Don't blame Trump. Blame Congress.
In theory, gaining single-party governance represents the apotheosis of partisan politics. In practice, it becomes a trap, with parties stuck between the impulse to promise too much and do too little. This eventually results in massive disillusionment among voters, and a loss of power for years afterward.
Democrats still haven't learned that lesson from their 2009-10 control of Washington. Republicans might get that lesson even more quickly.
The new age of Republican governance only began a little more than two months ago with the launch of the 115th Congress and the inauguration of President Trump. After one of the most unusual presidential campaigns in American history, many wondered what the next few years in Washington would look like. Could Trump find sufficient discipline to govern? Would it fall to Speaker Paul Ryan and Senate Majority Leader Mitch McConnell to run policy for the next four years?
Instead, the issue appears to be reversed. While the White House hit a few road bumps on messaging and comportment, their policy work has been focused on the campaign promises Trump made — at least as far as can be accomplished through executive action. Whether one agrees or disagrees with Trump's policies, it's clear that he intended to hit the ground running and make changes to the direction of government.
The problem in the early weeks of GOP control of Washington has come from the other end of Pennsylvania Avenue. The Republican House of Representatives has failed spectacularly in its first major effort — their seven-year promise to repeal ObamaCare. Not only did the failure to resolve internal differences on the American Health Care Act (AHCA) prompt questions about Republican capacity for governance, the way it failed made those questions even more pressing.
After all, Republicans had made ObamaCare repeal their top domestic issue not just in the previous election, but through four election cycles. Both Trump in 2016 and Mitt Romney in 2012 made it a top domestic agenda item as well. Through all of that time, Republicans had not come up with legislative language to effect a repeal. Most assumed they wanted to protect themselves from political attacks during a time when they lacked any real chance of winning on repeal, which makes sense politically.

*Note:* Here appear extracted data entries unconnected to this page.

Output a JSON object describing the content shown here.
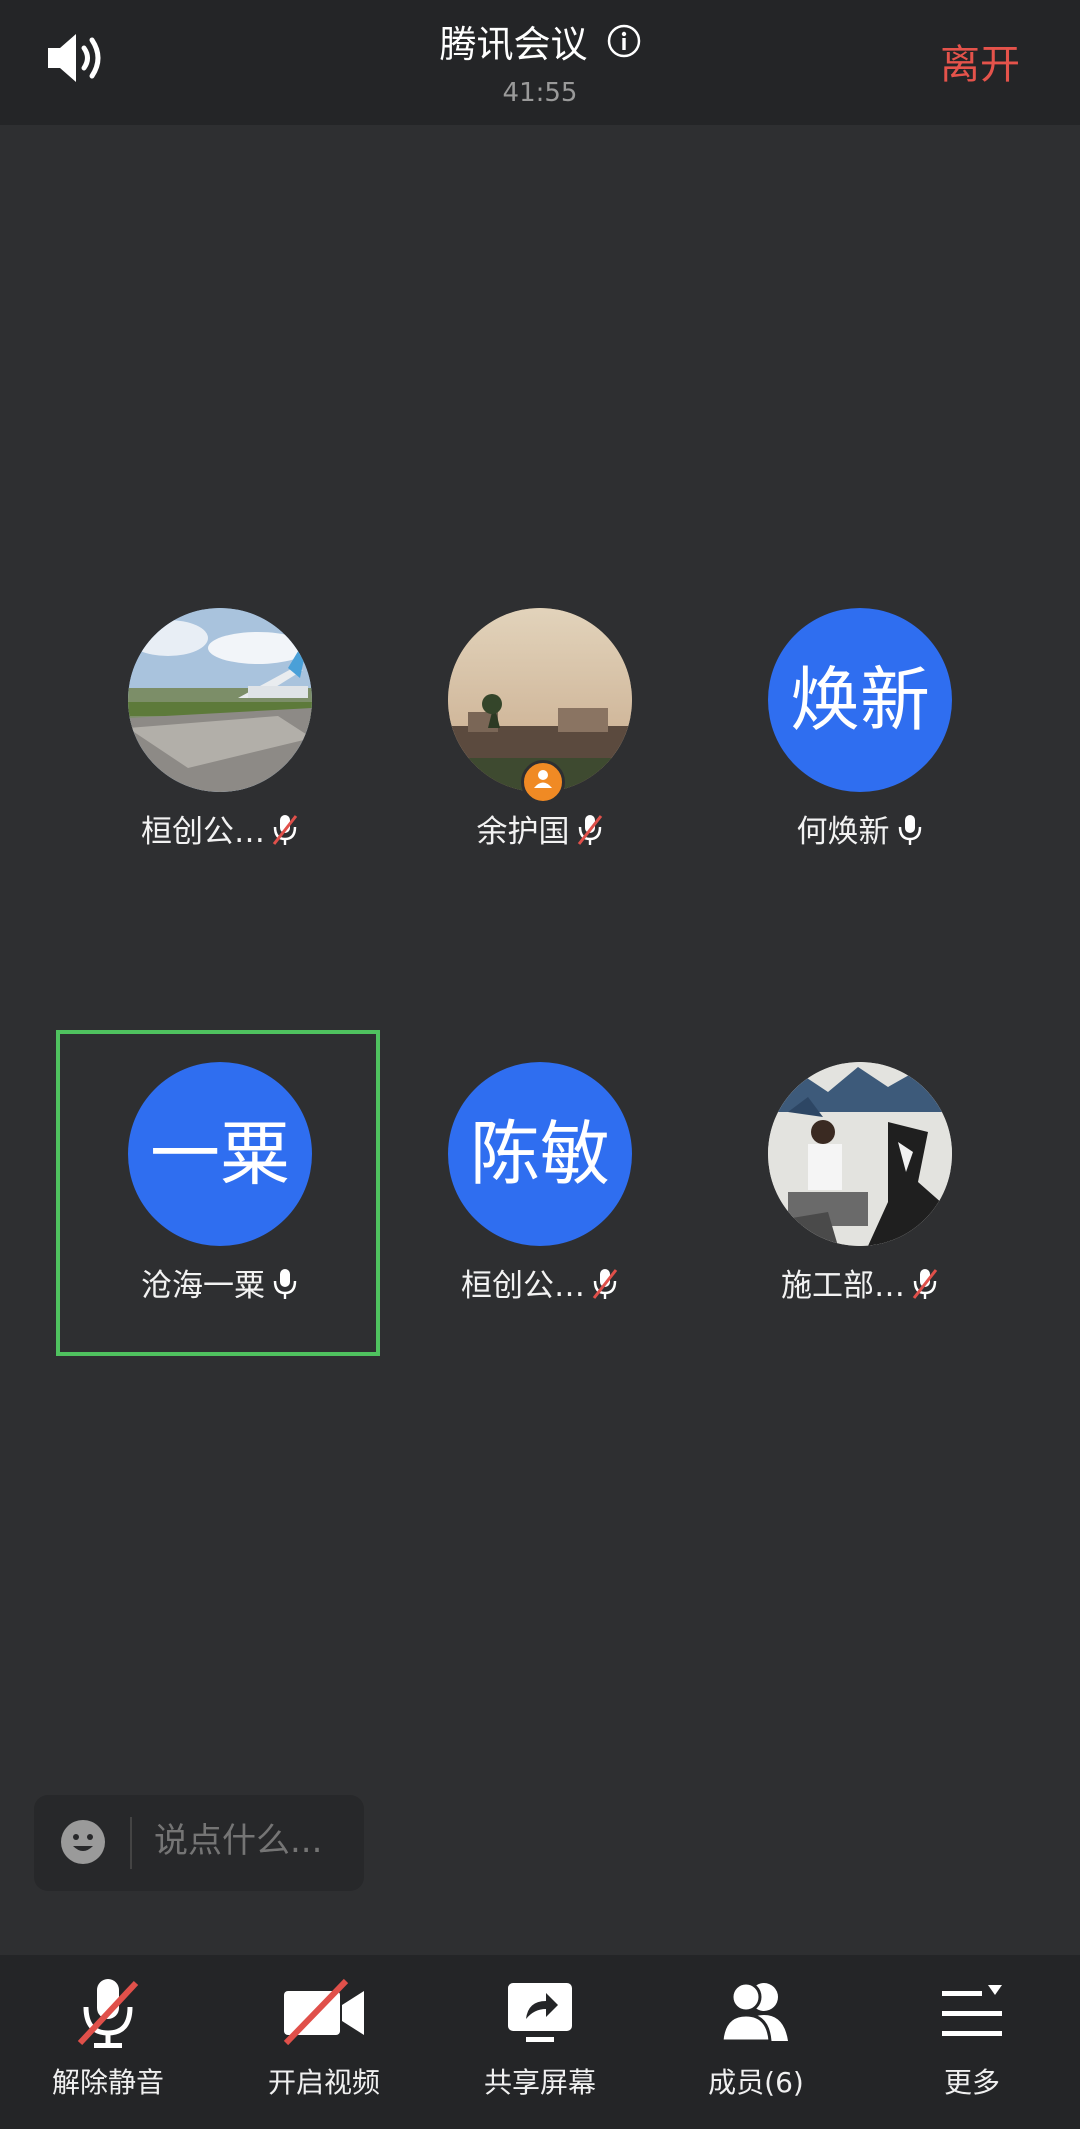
{
  "header": {
    "title": "腾讯会议",
    "timer": "41:55",
    "leave_label": "离开"
  },
  "participants": [
    {
      "name": "桓创公…",
      "avatar_type": "photo-airplane",
      "mic": "muted"
    },
    {
      "name": "余护国",
      "avatar_type": "photo-sunset",
      "mic": "muted",
      "host": true
    },
    {
      "name": "何焕新",
      "avatar_text": "焕新",
      "mic": "on"
    },
    {
      "name": "沧海一粟",
      "avatar_text": "一粟",
      "mic": "on",
      "active": true
    },
    {
      "name": "桓创公…",
      "avatar_text": "陈敏",
      "mic": "muted"
    },
    {
      "name": "施工部…",
      "avatar_type": "photo-painting",
      "mic": "muted"
    }
  ],
  "chat": {
    "placeholder": "说点什么..."
  },
  "toolbar": {
    "unmute_label": "解除静音",
    "video_label": "开启视频",
    "share_label": "共享屏幕",
    "members_label": "成员(6)",
    "more_label": "更多"
  },
  "colors": {
    "accent_blue": "#2f6ef0",
    "leave_red": "#e5534b",
    "active_green": "#4fc25f",
    "mute_red": "#e0504a"
  },
  "icons": [
    "speaker-icon",
    "info-icon",
    "mic-muted-icon",
    "mic-icon",
    "host-badge-icon",
    "emoji-icon",
    "video-off-icon",
    "share-screen-icon",
    "members-icon",
    "more-icon"
  ]
}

That excuse expired on Nov. 8, 2016 — and yet the GOP struggled to put together a plan on which they could agree even among themselves for months afterward. Conservatives demanded a straight repeal, while moderates — and Trump — demanded a transitional plan to avoid throwing people off of their coverage. House and Senate Republicans had very different ideas of repeal and replace, again despite having seven years to settle these differences internally. Even after Republicans clearly had fallen into disarray in the final days of the AHCA effort, leadership insisted that dissent was nothing more than a negotiating tactic, and that they had the votes to win an ObamaCare repeal.

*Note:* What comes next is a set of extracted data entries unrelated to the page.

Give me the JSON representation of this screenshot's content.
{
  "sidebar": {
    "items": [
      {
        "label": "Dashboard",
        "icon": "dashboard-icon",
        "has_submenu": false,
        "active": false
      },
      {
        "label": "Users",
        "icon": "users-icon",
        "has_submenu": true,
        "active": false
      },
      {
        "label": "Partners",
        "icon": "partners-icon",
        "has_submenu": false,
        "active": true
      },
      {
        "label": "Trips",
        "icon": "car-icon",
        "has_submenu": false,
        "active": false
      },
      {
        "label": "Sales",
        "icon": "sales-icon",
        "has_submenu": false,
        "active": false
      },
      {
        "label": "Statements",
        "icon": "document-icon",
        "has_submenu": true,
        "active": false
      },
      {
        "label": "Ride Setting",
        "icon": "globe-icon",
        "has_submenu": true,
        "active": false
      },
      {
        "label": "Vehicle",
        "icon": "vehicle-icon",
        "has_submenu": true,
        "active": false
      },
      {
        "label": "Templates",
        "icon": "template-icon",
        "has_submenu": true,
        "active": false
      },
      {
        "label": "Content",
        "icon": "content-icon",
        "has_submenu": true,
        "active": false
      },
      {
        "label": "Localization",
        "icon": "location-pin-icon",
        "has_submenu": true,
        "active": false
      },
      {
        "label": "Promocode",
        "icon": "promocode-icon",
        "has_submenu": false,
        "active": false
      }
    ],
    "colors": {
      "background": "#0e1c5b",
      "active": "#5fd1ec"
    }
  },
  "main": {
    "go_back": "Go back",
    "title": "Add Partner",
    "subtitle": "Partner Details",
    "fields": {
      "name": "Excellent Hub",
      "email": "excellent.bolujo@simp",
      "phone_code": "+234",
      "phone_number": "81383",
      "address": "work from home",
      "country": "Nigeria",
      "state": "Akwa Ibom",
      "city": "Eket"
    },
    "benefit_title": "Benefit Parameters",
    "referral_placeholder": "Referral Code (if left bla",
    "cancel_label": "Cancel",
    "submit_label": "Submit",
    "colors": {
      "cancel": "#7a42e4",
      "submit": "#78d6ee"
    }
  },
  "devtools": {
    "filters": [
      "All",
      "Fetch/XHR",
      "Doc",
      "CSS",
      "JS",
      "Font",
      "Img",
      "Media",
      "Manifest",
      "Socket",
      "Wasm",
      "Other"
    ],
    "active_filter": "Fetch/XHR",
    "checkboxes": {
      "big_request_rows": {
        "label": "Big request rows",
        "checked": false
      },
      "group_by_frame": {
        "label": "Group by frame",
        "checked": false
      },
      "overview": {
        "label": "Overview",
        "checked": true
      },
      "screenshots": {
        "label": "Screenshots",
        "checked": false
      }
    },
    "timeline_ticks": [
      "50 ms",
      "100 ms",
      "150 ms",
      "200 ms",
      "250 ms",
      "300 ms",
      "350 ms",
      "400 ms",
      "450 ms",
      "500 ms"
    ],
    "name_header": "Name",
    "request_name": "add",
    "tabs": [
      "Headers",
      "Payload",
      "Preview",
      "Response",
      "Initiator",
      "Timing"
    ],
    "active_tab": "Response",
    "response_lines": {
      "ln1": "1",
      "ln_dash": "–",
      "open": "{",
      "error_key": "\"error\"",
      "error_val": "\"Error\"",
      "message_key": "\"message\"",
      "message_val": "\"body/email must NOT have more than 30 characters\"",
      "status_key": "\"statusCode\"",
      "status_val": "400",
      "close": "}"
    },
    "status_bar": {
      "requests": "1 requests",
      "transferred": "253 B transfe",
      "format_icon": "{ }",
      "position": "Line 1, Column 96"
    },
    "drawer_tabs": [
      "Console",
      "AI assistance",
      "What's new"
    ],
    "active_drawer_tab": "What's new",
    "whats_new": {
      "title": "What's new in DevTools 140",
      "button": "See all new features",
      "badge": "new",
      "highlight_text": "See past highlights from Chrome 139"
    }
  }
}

Instead, the GOP effort collapsed — and with it, part of their governing credibility. The latter doesn't just result from the aborted vote on AHCA, but the inability to have the Republican agenda ready on Day One. Glenn Reynolds rightly wondered in the aftermath why Republican leadership on Capitol Hill "didn't have bills lined up like airplanes on the runway." They certainly had enough advance notice on ObamaCare to prepare for the potential opportunity. Why were they so unprepared?

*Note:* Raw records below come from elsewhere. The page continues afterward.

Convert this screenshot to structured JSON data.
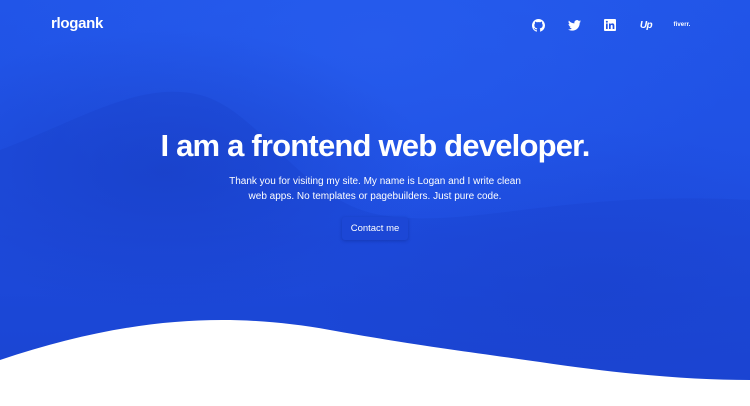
{
  "colors": {
    "hero_blue": "#1f51e4",
    "hero_blue_dark": "#1c45d3",
    "button_bg": "#1c47d6",
    "text": "#ffffff",
    "page_bg": "#ffffff"
  },
  "header": {
    "logo": "rlogank",
    "social": [
      {
        "name": "github",
        "icon": "github-icon"
      },
      {
        "name": "twitter",
        "icon": "twitter-icon"
      },
      {
        "name": "linkedin",
        "icon": "linkedin-icon"
      },
      {
        "name": "upwork",
        "icon": "upwork-icon",
        "text": "Up"
      },
      {
        "name": "fiverr",
        "icon": "fiverr-icon",
        "text": "fiverr."
      }
    ]
  },
  "hero": {
    "title": "I am a frontend web developer.",
    "text": "Thank you for visiting my site. My name is Logan and I write clean web apps. No templates or pagebuilders. Just pure code.",
    "cta_label": "Contact me"
  }
}
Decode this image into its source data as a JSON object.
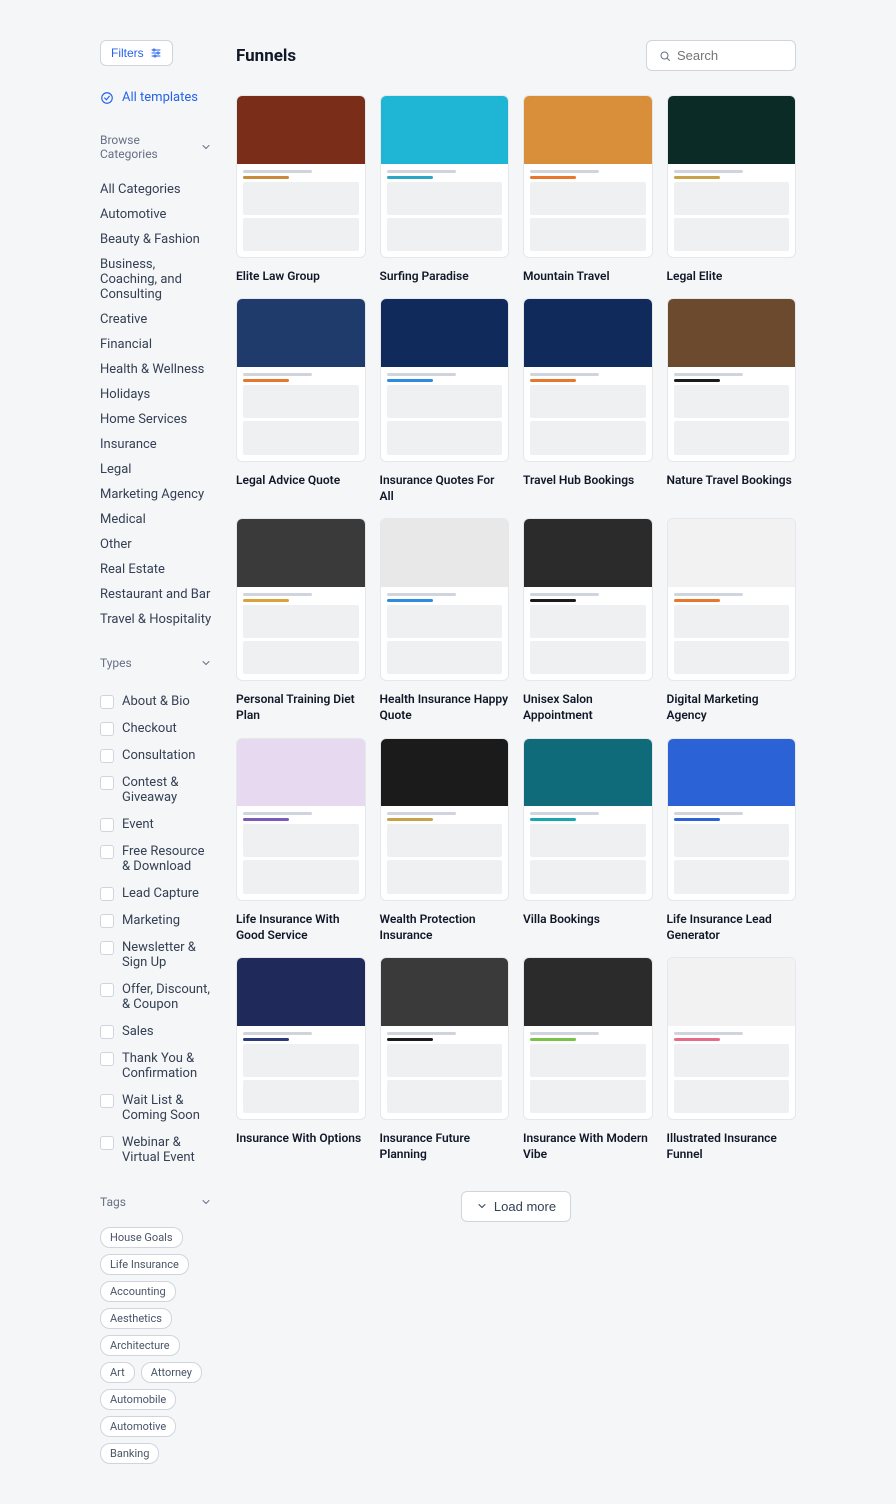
{
  "title": "Funnels",
  "search": {
    "placeholder": "Search"
  },
  "filters_label": "Filters",
  "all_templates_label": "All templates",
  "sidebar": {
    "browse_header": "Browse Categories",
    "types_header": "Types",
    "tags_header": "Tags",
    "categories": [
      "All Categories",
      "Automotive",
      "Beauty & Fashion",
      "Business, Coaching, and Consulting",
      "Creative",
      "Financial",
      "Health & Wellness",
      "Holidays",
      "Home Services",
      "Insurance",
      "Legal",
      "Marketing Agency",
      "Medical",
      "Other",
      "Real Estate",
      "Restaurant and Bar",
      "Travel & Hospitality"
    ],
    "types": [
      "About & Bio",
      "Checkout",
      "Consultation",
      "Contest & Giveaway",
      "Event",
      "Free Resource & Download",
      "Lead Capture",
      "Marketing",
      "Newsletter & Sign Up",
      "Offer, Discount, & Coupon",
      "Sales",
      "Thank You & Confirmation",
      "Wait List & Coming Soon",
      "Webinar & Virtual Event"
    ],
    "tags": [
      "House Goals",
      "Life Insurance",
      "Accounting",
      "Aesthetics",
      "Architecture",
      "Art",
      "Attorney",
      "Automobile",
      "Automotive",
      "Banking"
    ]
  },
  "load_more_label": "Load more",
  "funnels": [
    {
      "title": "Elite Law Group",
      "hero": "#7a2e1a",
      "accent": "#c98a3a"
    },
    {
      "title": "Surfing Paradise",
      "hero": "#1fb6d6",
      "accent": "#2aa7c4"
    },
    {
      "title": "Mountain Travel",
      "hero": "#d98e3a",
      "accent": "#e8762c"
    },
    {
      "title": "Legal Elite",
      "hero": "#0b2b27",
      "accent": "#c8a24a"
    },
    {
      "title": "Legal Advice Quote",
      "hero": "#1f3b6b",
      "accent": "#e8762c"
    },
    {
      "title": "Insurance Quotes For All",
      "hero": "#0f2a5b",
      "accent": "#2b8ce0"
    },
    {
      "title": "Travel Hub Bookings",
      "hero": "#0f2a5b",
      "accent": "#e8762c"
    },
    {
      "title": "Nature Travel Bookings",
      "hero": "#6b4a2e",
      "accent": "#1b1b1b"
    },
    {
      "title": "Personal Training Diet Plan",
      "hero": "#3a3a3a",
      "accent": "#d9a23a"
    },
    {
      "title": "Health Insurance Happy Quote",
      "hero": "#e8e8e8",
      "accent": "#2b8ce0"
    },
    {
      "title": "Unisex Salon Appointment",
      "hero": "#2b2b2b",
      "accent": "#1b1b1b"
    },
    {
      "title": "Digital Marketing Agency",
      "hero": "#f2f2f2",
      "accent": "#e8762c"
    },
    {
      "title": "Life Insurance With Good Service",
      "hero": "#e6d9f0",
      "accent": "#7b5bb5"
    },
    {
      "title": "Wealth Protection Insurance",
      "hero": "#1b1b1b",
      "accent": "#c8a24a"
    },
    {
      "title": "Villa Bookings",
      "hero": "#0f6b7a",
      "accent": "#18a7ae"
    },
    {
      "title": "Life Insurance Lead Generator",
      "hero": "#2b63d6",
      "accent": "#2b63d6"
    },
    {
      "title": "Insurance With Options",
      "hero": "#1f2a5b",
      "accent": "#2b3a7a"
    },
    {
      "title": "Insurance Future Planning",
      "hero": "#3a3a3a",
      "accent": "#1b1b1b"
    },
    {
      "title": "Insurance With Modern Vibe",
      "hero": "#2b2b2b",
      "accent": "#7ac14a"
    },
    {
      "title": "Illustrated Insurance Funnel",
      "hero": "#f2f2f2",
      "accent": "#e86a8a"
    }
  ]
}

Republicans on Capitol Hill face two more immediate challenges to their credibility for single-party governance. Now that ObamaCare repeal has been derailed, President Trump wants to move to tax reform, another long-promised agenda item from the GOP. The path forward looks more direct, although it does not appear that this plane has come out on the runway yet, either.
Before they tackle tax reform, though, Congress must pass the rest of the FY2017 budget. The continuing resolution passed after the election runs out on April 28, at which point the government will shut down without new funding. Trump insists that the omnibus spending bill should include initial funding for his wall on the southern border — another longtime GOP promise — but opposition to that plan is also rising on both sides of the aisle.
Senate Democrats reportedly plan to filibuster the omnibus bill if it includes any funding for the wall. Even without the filibuster, the funding may not have enough Republican votes in the Senate, as John McCain (R-Ariz.), Jeff Flake (R-Ariz.), and John Cornyn (R-Texas) have all expressed significant reservations over the project. Some House Republicans are now opposed to it as well. Ryan and McConnell may have to kick that can down the road, too. Rep. Tom Cole (R-Okla.) told Morning Joe that the GOP needs to focus on the essentials in the omnibus plan. "To me," he said, "we ought to focus on the things we know we can do and we have to do."
While that may be the practical approach, it looks a lot like the failure to change the status quo on ObamaCare. That raises lots of questions about whether Republicans can actually achieve any of their agenda and govern effectively at the same time. If they can't deliver now, voters will assume they can't deliver at all — and this period of single-party governance may not last any longer than Democrats' in 2009-10.